Specialised Therapeutics (ST) recently announced that Minjuvi (tafasitamab), in combination with rituximab and lenalidomide, has been registered by the Therapeutic Goods Administration (TGA) for the treatment of Australian adults with relapsed or refractory follicular lymphoma (R/R FL) (Grade 1-3a).

The TGA registration establishes Minjuvi as the first and only chemotherapy-free CD19 and CD20 dual-targeted immunotherapy combination regimen to be approved in Australia for this group of patients.

"While most patients with follicular lymphoma respond well to initial treatment and patients' prognosis has improved, around one in five will see their lymphoma return within two years, which is often linked to poorer long-term outcomes," said Professor Judith Trotman, Senior Staff Specialist and Lymphoma Group Lead in the Haematology Department at Concord Repatriation General Hospital in Sydney. "For these patients, current therapies do not always deliver durable responses, highlighting the urgent need for evidence-based options that can meaningfully extend and improve their lives."

Follicular Lymphoma (FL) is the second most common form of Non-Hodgkin Lymphoma (NHL), accounting for 20-30 percent of all NHL cases. An estimated 1,500 Australians are newly diagnosed with FL each year.

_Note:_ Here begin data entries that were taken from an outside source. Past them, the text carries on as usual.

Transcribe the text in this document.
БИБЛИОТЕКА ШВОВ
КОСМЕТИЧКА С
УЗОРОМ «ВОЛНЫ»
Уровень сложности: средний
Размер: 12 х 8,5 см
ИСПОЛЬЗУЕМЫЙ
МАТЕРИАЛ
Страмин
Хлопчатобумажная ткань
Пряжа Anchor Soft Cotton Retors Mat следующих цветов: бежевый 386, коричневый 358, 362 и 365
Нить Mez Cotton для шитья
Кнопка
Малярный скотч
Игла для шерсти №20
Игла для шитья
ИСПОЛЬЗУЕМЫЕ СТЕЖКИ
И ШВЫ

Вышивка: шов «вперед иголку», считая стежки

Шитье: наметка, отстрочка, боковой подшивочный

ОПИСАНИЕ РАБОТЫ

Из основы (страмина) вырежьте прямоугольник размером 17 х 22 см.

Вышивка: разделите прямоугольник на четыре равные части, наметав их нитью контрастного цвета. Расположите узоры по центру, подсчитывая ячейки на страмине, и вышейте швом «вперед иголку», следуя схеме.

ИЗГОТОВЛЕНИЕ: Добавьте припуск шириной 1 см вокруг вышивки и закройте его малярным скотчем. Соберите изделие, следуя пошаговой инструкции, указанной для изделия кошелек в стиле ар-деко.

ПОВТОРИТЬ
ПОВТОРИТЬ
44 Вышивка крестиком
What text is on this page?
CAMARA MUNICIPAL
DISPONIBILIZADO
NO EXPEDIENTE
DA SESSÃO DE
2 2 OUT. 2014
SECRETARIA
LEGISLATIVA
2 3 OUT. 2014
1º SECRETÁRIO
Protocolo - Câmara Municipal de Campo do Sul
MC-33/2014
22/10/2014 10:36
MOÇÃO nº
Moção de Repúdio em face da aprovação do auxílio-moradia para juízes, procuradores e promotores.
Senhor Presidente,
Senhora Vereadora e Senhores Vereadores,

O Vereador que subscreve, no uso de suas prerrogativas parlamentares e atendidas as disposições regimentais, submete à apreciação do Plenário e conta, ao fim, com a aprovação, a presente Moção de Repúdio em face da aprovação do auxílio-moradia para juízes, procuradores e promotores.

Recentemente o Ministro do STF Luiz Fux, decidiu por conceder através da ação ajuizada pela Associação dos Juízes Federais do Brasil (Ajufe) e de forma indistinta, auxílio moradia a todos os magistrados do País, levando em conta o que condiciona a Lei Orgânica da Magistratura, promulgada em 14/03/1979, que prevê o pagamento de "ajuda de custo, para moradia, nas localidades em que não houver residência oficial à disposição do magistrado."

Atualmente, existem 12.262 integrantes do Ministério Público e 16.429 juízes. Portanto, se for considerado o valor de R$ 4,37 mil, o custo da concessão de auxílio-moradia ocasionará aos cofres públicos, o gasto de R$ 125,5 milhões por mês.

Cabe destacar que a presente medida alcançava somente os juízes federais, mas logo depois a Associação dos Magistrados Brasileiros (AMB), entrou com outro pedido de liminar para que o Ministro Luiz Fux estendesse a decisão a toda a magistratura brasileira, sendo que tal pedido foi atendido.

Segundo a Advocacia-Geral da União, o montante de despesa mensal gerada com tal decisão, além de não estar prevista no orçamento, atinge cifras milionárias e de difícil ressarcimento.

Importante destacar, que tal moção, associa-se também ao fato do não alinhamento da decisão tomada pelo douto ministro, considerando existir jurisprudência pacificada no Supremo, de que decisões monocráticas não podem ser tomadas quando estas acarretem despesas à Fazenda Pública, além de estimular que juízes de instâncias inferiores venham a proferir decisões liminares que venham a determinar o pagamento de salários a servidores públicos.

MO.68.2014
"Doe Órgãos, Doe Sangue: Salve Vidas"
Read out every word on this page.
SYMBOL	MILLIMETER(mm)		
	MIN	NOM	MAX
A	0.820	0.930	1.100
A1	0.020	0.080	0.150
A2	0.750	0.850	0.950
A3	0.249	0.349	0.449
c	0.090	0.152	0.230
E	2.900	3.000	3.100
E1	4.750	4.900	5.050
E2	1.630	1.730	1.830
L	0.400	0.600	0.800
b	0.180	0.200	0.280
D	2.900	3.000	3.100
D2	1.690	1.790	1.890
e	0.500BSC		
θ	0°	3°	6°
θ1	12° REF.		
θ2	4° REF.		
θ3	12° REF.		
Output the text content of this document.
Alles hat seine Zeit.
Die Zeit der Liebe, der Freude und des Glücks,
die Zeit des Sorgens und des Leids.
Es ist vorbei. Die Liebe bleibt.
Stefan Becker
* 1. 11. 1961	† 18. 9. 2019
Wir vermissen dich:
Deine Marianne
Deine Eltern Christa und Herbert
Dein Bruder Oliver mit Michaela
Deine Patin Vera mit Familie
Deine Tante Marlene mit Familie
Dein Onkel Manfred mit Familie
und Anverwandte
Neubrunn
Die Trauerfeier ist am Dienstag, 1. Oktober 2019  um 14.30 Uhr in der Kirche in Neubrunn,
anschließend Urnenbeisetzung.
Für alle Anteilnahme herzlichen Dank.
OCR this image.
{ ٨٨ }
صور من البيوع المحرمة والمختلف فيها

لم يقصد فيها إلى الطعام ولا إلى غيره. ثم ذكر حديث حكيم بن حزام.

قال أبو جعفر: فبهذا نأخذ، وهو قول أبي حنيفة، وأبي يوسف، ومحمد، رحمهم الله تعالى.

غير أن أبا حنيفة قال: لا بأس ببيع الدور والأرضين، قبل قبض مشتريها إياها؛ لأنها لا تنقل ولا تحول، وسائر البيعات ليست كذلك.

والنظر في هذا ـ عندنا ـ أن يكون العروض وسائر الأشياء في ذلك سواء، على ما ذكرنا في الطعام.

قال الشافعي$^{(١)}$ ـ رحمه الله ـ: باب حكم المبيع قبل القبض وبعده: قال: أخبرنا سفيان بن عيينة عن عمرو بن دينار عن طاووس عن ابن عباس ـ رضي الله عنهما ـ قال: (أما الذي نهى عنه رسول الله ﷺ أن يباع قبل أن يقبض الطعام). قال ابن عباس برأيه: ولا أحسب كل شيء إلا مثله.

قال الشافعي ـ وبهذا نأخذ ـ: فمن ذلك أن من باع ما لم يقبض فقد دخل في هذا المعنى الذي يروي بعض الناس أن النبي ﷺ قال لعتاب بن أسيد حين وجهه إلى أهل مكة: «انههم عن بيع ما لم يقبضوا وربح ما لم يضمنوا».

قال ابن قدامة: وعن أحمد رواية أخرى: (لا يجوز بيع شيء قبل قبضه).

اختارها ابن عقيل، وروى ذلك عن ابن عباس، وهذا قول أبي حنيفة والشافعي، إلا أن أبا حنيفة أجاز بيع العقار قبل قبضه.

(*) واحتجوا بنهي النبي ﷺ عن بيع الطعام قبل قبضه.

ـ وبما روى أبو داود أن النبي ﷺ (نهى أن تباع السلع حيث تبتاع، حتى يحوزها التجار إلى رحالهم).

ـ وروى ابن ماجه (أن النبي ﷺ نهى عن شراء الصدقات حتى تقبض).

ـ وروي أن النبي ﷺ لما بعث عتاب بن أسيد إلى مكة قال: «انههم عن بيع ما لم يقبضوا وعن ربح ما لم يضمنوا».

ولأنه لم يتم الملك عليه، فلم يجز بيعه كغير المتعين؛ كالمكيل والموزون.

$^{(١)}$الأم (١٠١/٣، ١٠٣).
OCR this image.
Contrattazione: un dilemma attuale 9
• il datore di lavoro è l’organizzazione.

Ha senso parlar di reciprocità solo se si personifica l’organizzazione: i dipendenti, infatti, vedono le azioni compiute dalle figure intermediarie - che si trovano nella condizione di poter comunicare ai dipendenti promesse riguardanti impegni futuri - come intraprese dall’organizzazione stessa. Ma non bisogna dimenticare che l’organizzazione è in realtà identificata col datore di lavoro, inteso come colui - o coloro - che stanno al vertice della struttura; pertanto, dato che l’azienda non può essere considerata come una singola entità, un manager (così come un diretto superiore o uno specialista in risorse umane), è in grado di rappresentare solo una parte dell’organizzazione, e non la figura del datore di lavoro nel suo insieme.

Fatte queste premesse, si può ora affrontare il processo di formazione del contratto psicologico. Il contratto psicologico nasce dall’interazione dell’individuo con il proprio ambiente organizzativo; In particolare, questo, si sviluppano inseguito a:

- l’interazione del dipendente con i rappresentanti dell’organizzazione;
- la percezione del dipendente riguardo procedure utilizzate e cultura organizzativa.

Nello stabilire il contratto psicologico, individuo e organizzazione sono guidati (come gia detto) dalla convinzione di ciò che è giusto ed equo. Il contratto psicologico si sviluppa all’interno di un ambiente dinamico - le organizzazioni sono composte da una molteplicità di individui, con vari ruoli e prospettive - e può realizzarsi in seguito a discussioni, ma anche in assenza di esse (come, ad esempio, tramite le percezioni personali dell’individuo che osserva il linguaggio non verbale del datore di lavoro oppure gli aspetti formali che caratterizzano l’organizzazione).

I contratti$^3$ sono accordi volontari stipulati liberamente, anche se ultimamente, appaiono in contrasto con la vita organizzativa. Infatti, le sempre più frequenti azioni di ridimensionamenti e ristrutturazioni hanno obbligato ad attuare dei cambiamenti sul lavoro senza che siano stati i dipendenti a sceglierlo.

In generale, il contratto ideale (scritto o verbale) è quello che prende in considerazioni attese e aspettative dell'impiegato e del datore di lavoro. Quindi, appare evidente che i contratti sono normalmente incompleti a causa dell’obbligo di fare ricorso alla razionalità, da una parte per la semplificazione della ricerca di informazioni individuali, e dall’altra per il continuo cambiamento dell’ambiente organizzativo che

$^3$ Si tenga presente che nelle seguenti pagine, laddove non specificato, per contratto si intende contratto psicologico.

"The TGA registration of Minjuvi marks an important new advance for patients with relapsed or refractory follicular lymphoma, bringing Australian clinical practice in line with accepted global standards of care," said Professor Trotman.

The TGA registration of Minjuvi, in combination with rituximab and lenalidomide in R/R FL, was based on the results from the global phase-III in MIND clinical study. This trial evaluated the efficacy and safety of the regimen in 652 patients, including 548 participants with R/R FL. Notably, 54 Australians participated across 12 local trial sites across the country.

In the clinical trial, patients receiving the Minjuvi combination regimen achieved a statistically significant and clinically meaningful improvement in median Progression-Free Survival (PFS) of 22.4 months (compared to 13.9 months in patients receiving placebo added to lenalidomide and rituximab)—representing a 57 percent reduction in the risk of disease progression, relapse or death.

Minjuvi was generally well-tolerated, with a manageable safety profile. The most common adverse reactions in the phase-III study (≥20 percent) in patients receiving Minjuvi, excluding laboratory abnormalities, were respiratory tract infections (including COVID-19 infection and pneumonia), diarrhea, rash, fatigue, constipation, musculoskeletal pain and cough.